Two Minds Without A Single Thought
I just read Stan And Ollie: The Roots Of Comedy -- The Double Life Of Laurel And Hardy by Simon Louvish. It's tricky to do a double bio on the team, since they grew up separately and both worked about 20 years in comedy before officially teaming up. (I say officially because as fans know, they worked together by chance years before, and also did several films at Hal Roach's studio together before they had their characters down and were seen as a team.)
Laurel & Hardy are special clowns. During their greatest years--roughly from the late 20s to the late 30s--they probably made more people laugh than any other performers. (It helped that they made a ton of shorts and a fair number of features then--during the same period the Marx Brothers only made about ten features and Chaplin three or four). Their characters had a comic refinement that put them above simple slapstick, but they still had a simplicity that allowed people around the world, no matter what their language, to enjoy them. They're also the only great silent comedians who improved with sound.

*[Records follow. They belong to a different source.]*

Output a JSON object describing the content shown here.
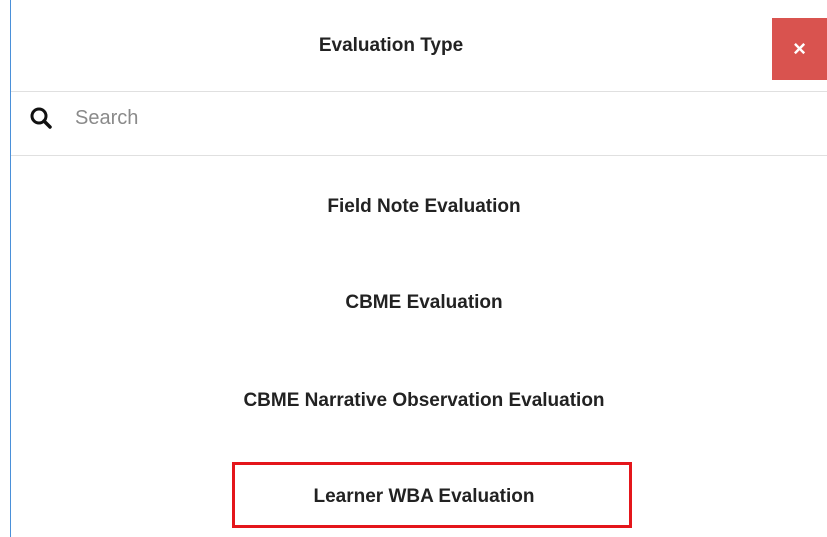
{
  "dialog": {
    "title": "Evaluation Type",
    "close_label": "×"
  },
  "search": {
    "placeholder": "Search",
    "value": ""
  },
  "options": [
    {
      "label": "Field Note Evaluation"
    },
    {
      "label": "CBME Evaluation"
    },
    {
      "label": "CBME Narrative Observation Evaluation"
    },
    {
      "label": "Learner WBA Evaluation"
    }
  ],
  "colors": {
    "close_bg": "#d9534f",
    "highlight": "#e4161b",
    "left_border": "#4a90d9"
  },
  "icons": {
    "search": "search-icon",
    "close": "close-icon"
  }
}
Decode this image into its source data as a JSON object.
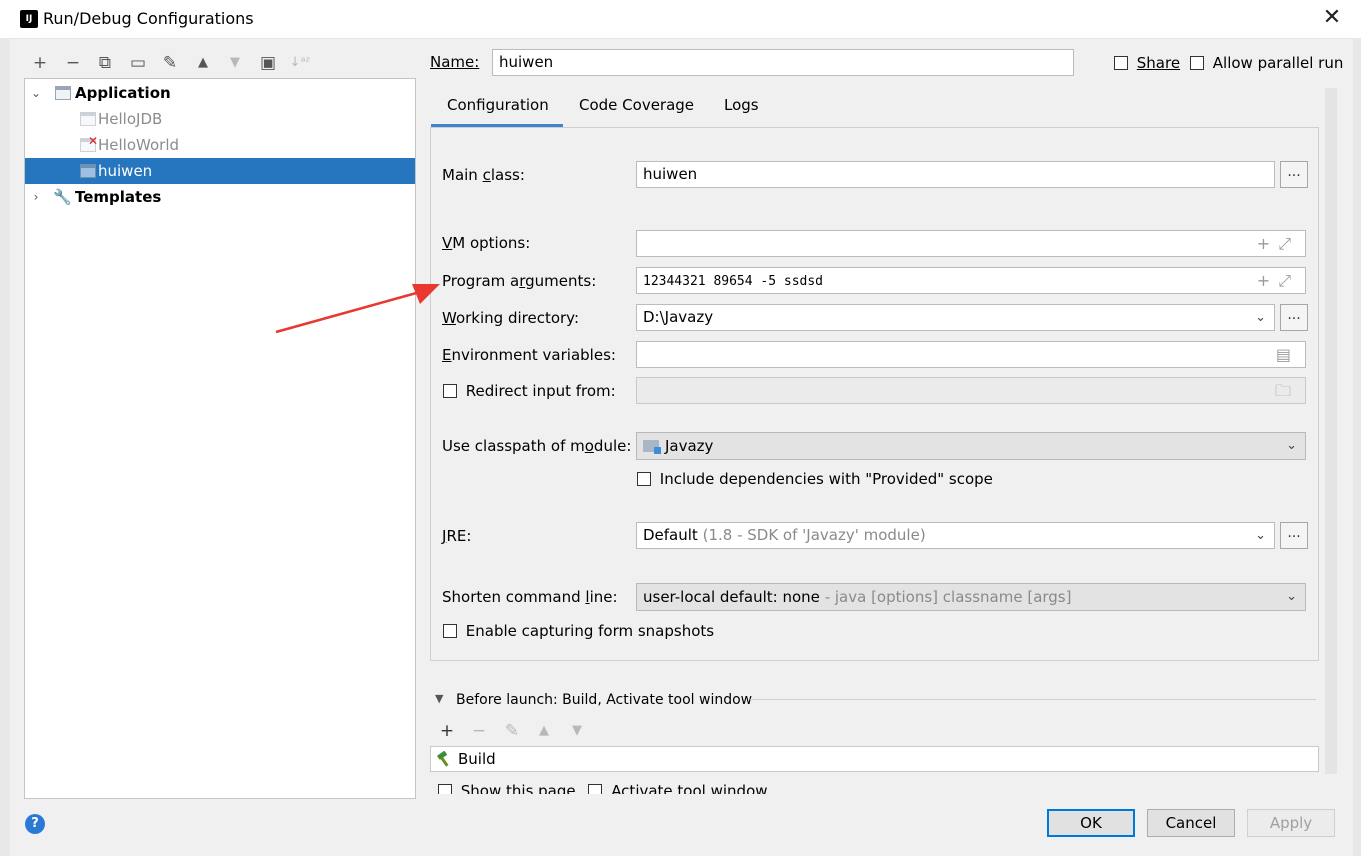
{
  "window": {
    "title": "Run/Debug Configurations",
    "app_icon_text": "IJ"
  },
  "toolbar": {
    "add": "+",
    "remove": "−",
    "copy": "⧉",
    "save": "▭",
    "edit": "✎",
    "up": "▲",
    "down": "▼",
    "folder": "▣",
    "sort": "↓ᵃᶻ"
  },
  "tree": {
    "application": "Application",
    "items": [
      "HelloJDB",
      "HelloWorld",
      "huiwen"
    ],
    "templates": "Templates"
  },
  "name": {
    "label": "Name:",
    "value": "huiwen"
  },
  "share": {
    "label": "Share",
    "checked": false
  },
  "parallel": {
    "label": "Allow parallel run",
    "checked": false
  },
  "tabs": [
    "Configuration",
    "Code Coverage",
    "Logs"
  ],
  "form": {
    "main_class_label": "Main class:",
    "main_class": "huiwen",
    "vm_options_label": "VM options:",
    "vm_options": "",
    "program_args_label": "Program arguments:",
    "program_args": "12344321 89654 -5 ssdsd",
    "working_dir_label": "Working directory:",
    "working_dir": "D:\\Javazy",
    "env_vars_label": "Environment variables:",
    "env_vars": "",
    "redirect_label": "Redirect input from:",
    "classpath_label": "Use classpath of module:",
    "classpath_module": "Javazy",
    "include_deps_label": "Include dependencies with \"Provided\" scope",
    "jre_label": "JRE:",
    "jre_value": "Default",
    "jre_hint": "(1.8 - SDK of 'Javazy' module)",
    "shorten_label": "Shorten command line:",
    "shorten_value": "user-local default: none",
    "shorten_hint": "- java [options] classname [args]",
    "snapshots_label": "Enable capturing form snapshots"
  },
  "before_launch": {
    "title": "Before launch: Build, Activate tool window",
    "item": "Build",
    "show_page": "Show this page",
    "activate": "Activate tool window"
  },
  "buttons": {
    "ok": "OK",
    "cancel": "Cancel",
    "apply": "Apply",
    "help": "?"
  },
  "colors": {
    "selection": "#2675bf",
    "accent": "#4083c9",
    "arrow": "#e8382f"
  }
}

Louvish, as in his books on W.C. Fields and the Marx Brothers, shows he's a better researcher than storyteller. But the book does a good job getting the facts straight and walking us through their careers, from the earliest days to the sad end. (He spends enough time on the early years that you realize the characters they ended up with were hardly inevitable--in fact, as much as the Stan and Ollie characters are classics, you have to wonder if the two could have gone onto other things if they hadn't hit upon their formula.)
I don't think Louvish replaces the classic John McCabe book on L&H, but at the very least it's a helpful supplement.